もしも佐助が宅配便のにーちゃんだったら

今日で最後のお仕事は、化粧品のお荷物だった。
大きめの弁当箱を3段くらい重ねたダンボールの箱を助手席に置くと、指定されたここからそう遠くないマンションへ車を走らせる。
しばらくして、それらしいマンションが見えて来たので
道路の脇に車を止めて伝票に目をやった。
お届け先は203号室。いたって普通の3階建てマンション。
よし、と小声で気合いを入れると、普段と変わらない動作で荷物を抱え、車を降りる。
階段を一段飛ばしで203号室へ向かうと、静かに呼び鈴を鳴らした。
ピンポーンというごく普通のチャイムが鳴って、インターホンから女の声が聞こえる。
「はい」
「すみませーん、宅急便です」
事務的に答えれば、相手はどうもと言ってインターホンを切った。
パタパタとこちらに近付く足音が聞こえ、止まる。
恐らく覗き穴からこちらを見ているのだろう。
出来るだけさりげなく、帽子をかぶりなおした。
ガチャリと音を立て扉が開く気配がしたので、頭を軽く下げ、お届けものですと笑顔をつくった。
顔を上げ、彼女の顔を見た瞬間。俺は言葉を失った。
金髪がよく似合う端正な顔立ち。
きりりと上がった眉に大きな目。
つんととがった高い鼻、きゅっと閉じられた唇。
恐らく家着だと思われる、Tシャツと短パン。
大きな胸が、これみよがしに揺れた。
ど真ん中だ。
正直、どれをとってもどストライクだった。
ごくりと唾を飲み込んで、手の汗をズボンでぬぐう。
職務も忘れ呆然としていると、彼女は訝しげに眉をひそめる。
「あの、」
控えめにそう言われ、我に返った。
「あ、すいません、代引きで1万1059円です」
彼女は脇に抱えていた財布を取り出すと、1万と1100円を俺様に渡す。
手が触れただけで電気が流れたみたいだった。
「41円のお返しです。お確かめください」
内心ドキドキしながらそう言うと、彼女は長いまつげを伏せて小銭に目をやる。
確かにと一言もらすと小銭を財布の中へしまった。
「良い…」
「え?」
「いや、良いマンションですね」
「ああ、そうですか?」
「今ちょっと引っ越しを考えてて、つい見ちゃうんですよね」
苦笑しながらそう言って、こんなところに住めたら良いだろうなぁと続けた。出来ればあなたの部屋の隣に住みたいんですけど。というのは飲み込んで。
彼女は不思議そうにこちらを見ている。
「すみません、余計なこと言っちゃいましたね、こちらに印鑑お願いします」
「…サインでも?」
「あ、大丈夫です」
伝票にサインしてもらうと、彼女に荷物を渡しありがとうございましたと言って頭を下げた。
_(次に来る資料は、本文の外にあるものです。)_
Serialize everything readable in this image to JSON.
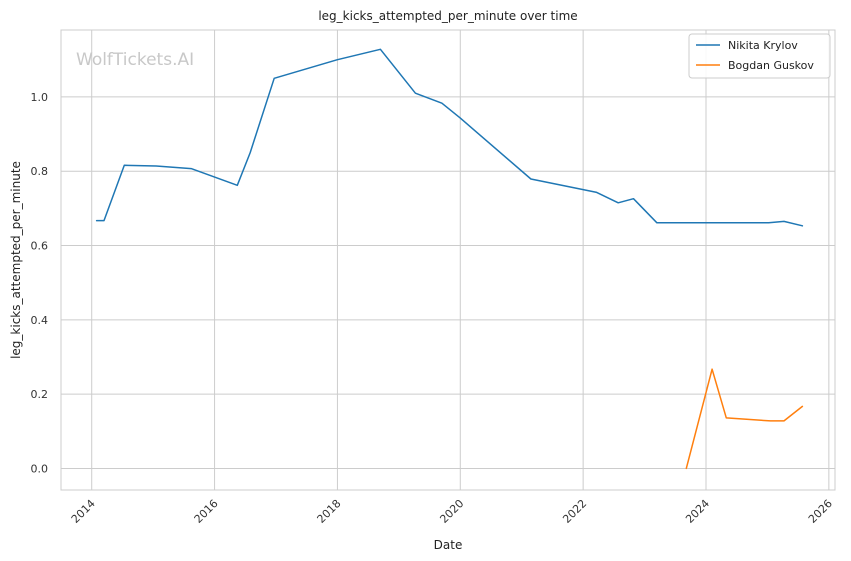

扉は無機質に閉められたが、俺はしばらくその場を動けないでいた。
足下を見つめながら呼吸を整える。
彼女がサインした伝票に目をやって、おもむろに名前を確認した。
彼女の下の名前は“かすが”というらしい。名前を口にするだけで胸の奥が痛い。
大きく深呼吸をすると、ガチャリと扉が開いた。
「あ」
「…これ」
そう言って彼女は俺のボールペンを差し出す。
さっき返し忘れていたようだ。
ボールペンを受け取って、“あの”と切り出した。
「はい?」
「今度はいつ頃頼みます?化粧品」
彼女は面食らった顔のまま、たぶん1ヵ月後と答えると今度こそ玄関の扉を閉めた。
1ヵ月後の宅配も絶対に俺がやろうと心に決めた。